Jair Bolsonaro voltou a dizer no fim de semana que o país vive “uma neurose” com a pandemia do coronavírus e que 70% dos brasileiros serão infectados porque “não tem como”. Ora, haveria como, sim, se o governo que ele encabeça tivesse tomado providências para tal.
Mas para argumentar, digamos que não houvesse. Que fosse verdade que 70% dos povos do mundo obrigatoriamente serão contaminadas. Bolsonaro ainda não entendeu que nenhum sistema de saúde é planejado para atender 70% das pessoas em tão pouco tempo?
Foi o que aconteceu na Itália, Espanha e outros países europeus onde o sistema de saúde entrou em colapso e morreu mais gente do que deveria. É também o que está acontecendo em partes dos Estados Unidos e na maioria dos Estados do Brasil.
Por que as autoridades médicas, não só daqui, tanto falam que é preciso retardar a curva de crescimento do coronavírus? Justamente por isso. Quanto mais devagar ela suba, mais o sistema poderá atender pessoas em hospitais e outras unidades de socorro. E não é só o virus que mata.
O problema de Bolsonaro é um defeito de fabricação? Ele tem neurônios a menos que o impedem de descodificar o que escuta, uma vez que ler ele não gosta? Neurônios podem faltar, é o que se deve concluir por seus atos bizarros e comportamento em geral.
Mas, nesse caso, não se trata disso. Bolsonaro só pensa na reeleição, só se orienta por ela. Todas as suas decisões levam em conta o desejo de obter mais um mandato de quatro anos. Para seu próprio bem e o bem de sua família. E se a Economia estiver mal em 2022, adeus reeleição…
A Economia estará mal em 2022, como de resto em grande parte do mundo. Aqui estará particularmente mal porque o ralo crescimento do ano passado já foi menor do que no ano anterior. Se amasse a vida mais que o poder, Bolsonaro teria se beneficiado da pandemia.

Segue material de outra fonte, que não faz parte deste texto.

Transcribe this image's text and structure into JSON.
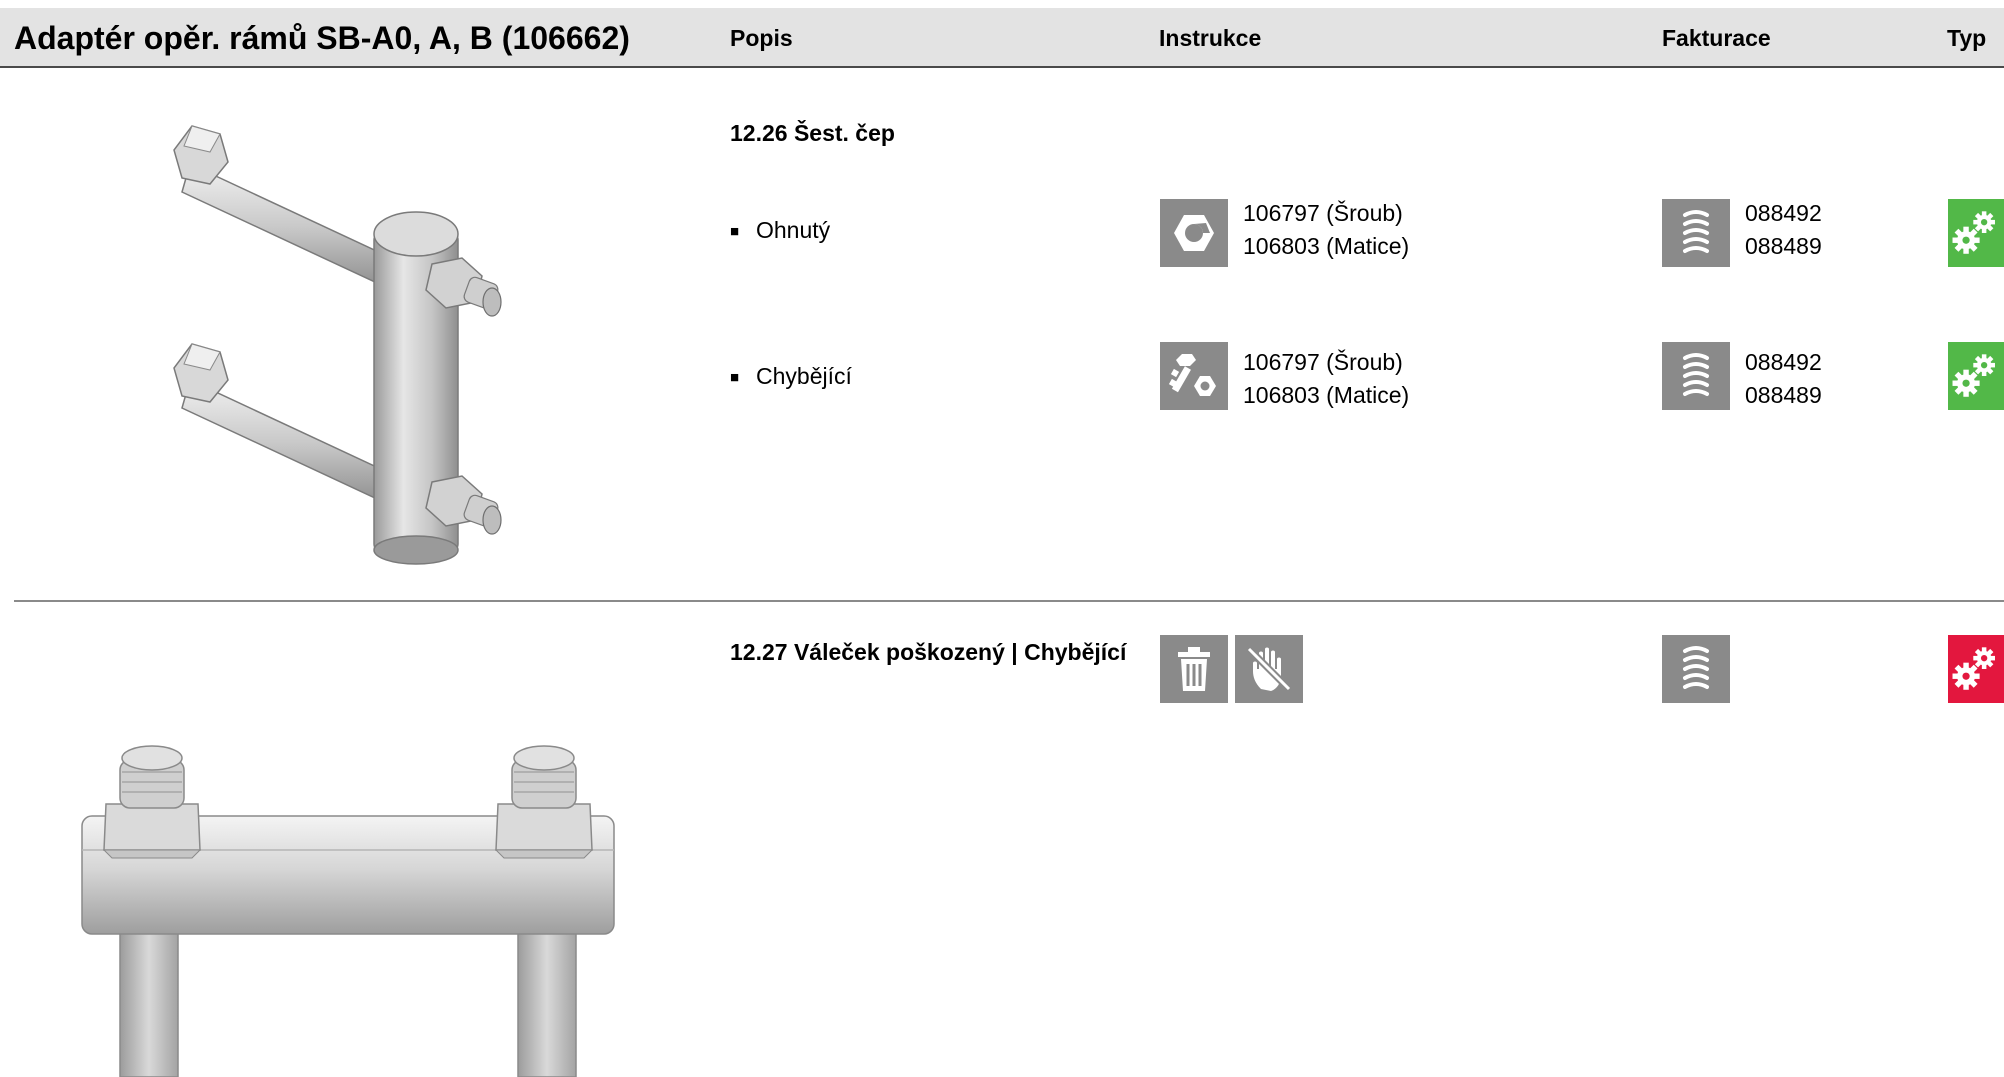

Mesmo governantes que compreenderam com atraso o tamanho da tragédia que se anunciava, viram sua popularidade aumentar quando arregaçaram as mangas e assumiram a liderança do combate ao Covid-19. Bolsonaro, não. Assiste à mortandade de braços cruzados.
Pior: é conivente com ela. Aposta que poderá recuperar apoios que perdeu depois que morrer o último dos brasileiros vulneráveis à doença. É por isso que pergunta: “E daí”. É por isso que convida amigos para um churrasco e depois vai esquiar nas águas do Lago Paranoá.
Enquanto o Congresso e o Supremo Tribunal Federal decretavam luto em memória dos 10 mil mortos pelo Covid-19, o presidente da República divertia-se passeando de jet-ski na companhia de um agente de segurança e observado por um grupo de devotos atrás de selfies.
Não muito distante do lago, acampados nas cercanias da Esplanada dos Ministérios, bolsonaristas recém-chegados de mais uma carreata pela cidade exibiram-se em uma performance em torno de caixões de papelão. Cantaram, dançaram e simularam ressuscitamentos.
Passados 74 dias desde que o primeiro caso de coronavírus no Brasil foi confirmado, o número oficial de mortos pela doença chegou, ontem, a 10.627. Morreram, em média, 196 pessoas por dia depois que aconteceu o primeiro óbito em 16 de março último.
O número de mortos poderá dobrar nos próximos 20 dias, segundo pesquisadores da Universidade de São Paulo. E o de infectados triplicar, batendo a casa dos 400 mil. Só rigorosas e improváveis medidas de isolamento serão capazes de impedir que isso ocorra.
Improváveis porque não há, por enquanto, sinais de que serão adotadas a largo. Em sete Estados, pelo menos, não só faltam leitos para atender à procura. Faltam médicos, enfermeiras, ambulâncias e simples remédios. O confinamento social recua e o vírus avança.
Bolsonaro abusa da sorte ao brincar de beijar boca de cobra. Haverá perigo maior do que beijar a boca de uma cobra venenosa?